DX人材は「デジタル知識を持った変革者」と定義できると、前回までにお話ししてきました。では、具体的にどのような視点を持てばよいのでしょうか。今回はDX人材が持つべきスキルについて解説していきます。
DX人材に必要な「3つの視点」
「変革」とは、「時代の変化の本質」を見抜き、「革新的な物事を創造」することです。そして、企業が変革をめざす場合には、全社一丸となって取り組むことが必須になります。
しかし、簡単に「全社一丸」と言っても、各々の働く立場が違うなかで目的を一本化していくのは大変なことです。だから、業務内容に精通しつつ、デジタルで何ができるかを理解し、DXの取り組みをリードするDX人材が必要なのです。これは、ここまでの本連載で一貫してお話ししてきたことと思います。
では、DX人材に求められる具体的な視点やスキルとは何なのか。ここをもう少し詳しく考察していきましょう。
DX人材に求められるのは、「経営視点」「業務視点」「IT視点」の3つの視点です。その理由は、DXはデジタルを活用した企業変革であり、企業変革には、経営面、業務面、IT面の新しい取り組みが必須になってくるからです。あるときは経営者の立場で、またあるときには事業責任者の視点で、そしてシステム責任者の視点で考えることが必要になってきます。この3つの視点の1つでも欠けてしまった場合には、DX推進はバランスを失い迷走してしまいます。3つの視点を順を追って見ていきましょう。
経営者と同様の視点を持ち、経営者に提言する
まず必要になるのは経営視点です。経営者の立場に立って考え、経営者を「動かしていく」ことがDX人材には求められます。

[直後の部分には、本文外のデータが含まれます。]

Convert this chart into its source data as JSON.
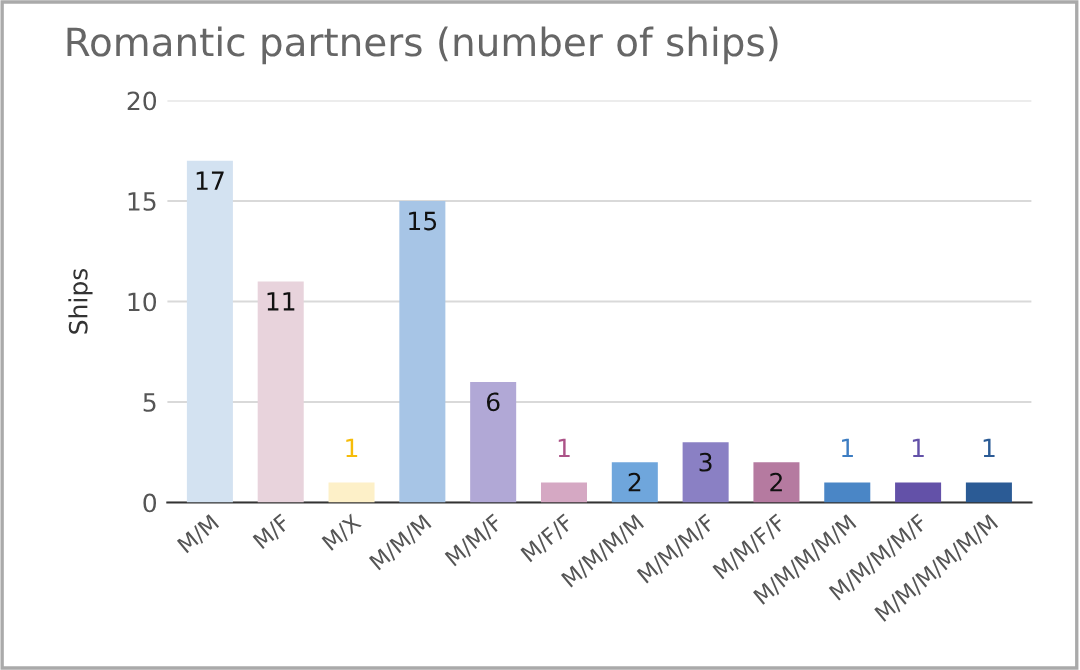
{
  "chart_data": {
    "type": "bar",
    "title": "Romantic partners (number of ships)",
    "ylabel": "Ships",
    "categories": [
      "M/M",
      "M/F",
      "M/X",
      "M/M/M",
      "M/M/F",
      "M/F/F",
      "M/M/M/M",
      "M/M/M/F",
      "M/M/F/F",
      "M/M/M/M/M",
      "M/M/M/M/F",
      "M/M/M/M/M/M"
    ],
    "values": [
      17,
      11,
      1,
      15,
      6,
      1,
      2,
      3,
      2,
      1,
      1,
      1
    ],
    "colors": [
      "#d3e2f1",
      "#e8d3dc",
      "#fdf0c8",
      "#a7c5e6",
      "#b1a8d6",
      "#d5a8c3",
      "#6fa6dc",
      "#8a80c4",
      "#b57aa0",
      "#4a86c6",
      "#6351a8",
      "#2b5b95"
    ],
    "ylim": [
      0,
      20
    ],
    "yticks": [
      0,
      5,
      10,
      15,
      20
    ],
    "grid": "y",
    "data_labels": true
  }
}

では、経営者は普段何を考えているのでしょうか? 結論から言うと、大きく3つのことを常に考え、日々判断を下しています。1つは「方針」です。会社が将来どの方向に進むべきか、マーケットの変化を意識しながら方針を決めなければなりません。2つめは「資金配分」で、どの事業にどれだけの資金を投入するべきか、リターンを意識して決めています。そのうえで、3つめの「人員配置」を考えるのです。
この「方針を決める」「資金配分を決める」「人員配置を決める」は経営者の持つ大きな権限であると同時に、大きな責任なのです。これらに共通しているのは、「将来を想像していく」作業であるということです。そこで大きな役割を担うのがDX人材であり、経営者同様に常に将来の会社の姿を想像し、経営者に提言して、デジタルを活用した変革を進めていくことが求められます。
現場、モノ、お金、情報の流れをすべて理解しているか?
次に必要になるのは業務視点です。実際に価値を生みだしているのは現場であり、そこで行われている業務を軸とした視点を持つことが求められます。たとえば、小売業であるならば、実際の接客、品出し、棚卸し、商品仕入れなどの業務を理解していなければいけません。また、これらを適正に機能させていくために、全体を通しての物の流れ、お金の流れ、情報の流れなどを理解していることが大切です。
しかし、多くの企業では部門ごとに役割が分けられ、自部門の業務のことは知っていても、他部門の業務はわからないといったことがあります。DX人材はそうした縦割りに横ぐしを通して、自らが事業責任者の視点を持ち、全体を俯瞰して経営方針に照らし合わせながら、業務改革をすることが求められます。
目的と手段の投資対効果を測る「システム責任者」としての視点
いまさら言うまでもありませんが、DXを実現するためにはITの活用が必須です。しかし、実際にITで何が実現できるのか、どれくらいの費用や時間が必要になるのかを理解しておかなければいけません。また、テクノロジーだけではなく、ITを構築する人々の作業や気持ちも理解しておくことが大切です。そこで必要なのが、3つめの「IT視点」です。
ITはDXを実現するための道具です。たとえば、“穴を掘る”という行為を考えてみると、花壇に花を植えるときにはスコップを使って穴を掘り、ビルを建てるときにはパワーショベルを使って穴を掘ります。このように、目的と道具のできることを理解しておくことは大切です。同時に、すでに稼働しているシステムにも配慮して、投資対効果を考えていくシステム責任者としての視点を持つことが求められます。
DX人材が経営/業務/ITという3つの視点を持つ必要があることがまずはご理解いただけたでしょうか。次回からは各々の視点、その視点の磨き方についてお話ししていきたいと思います。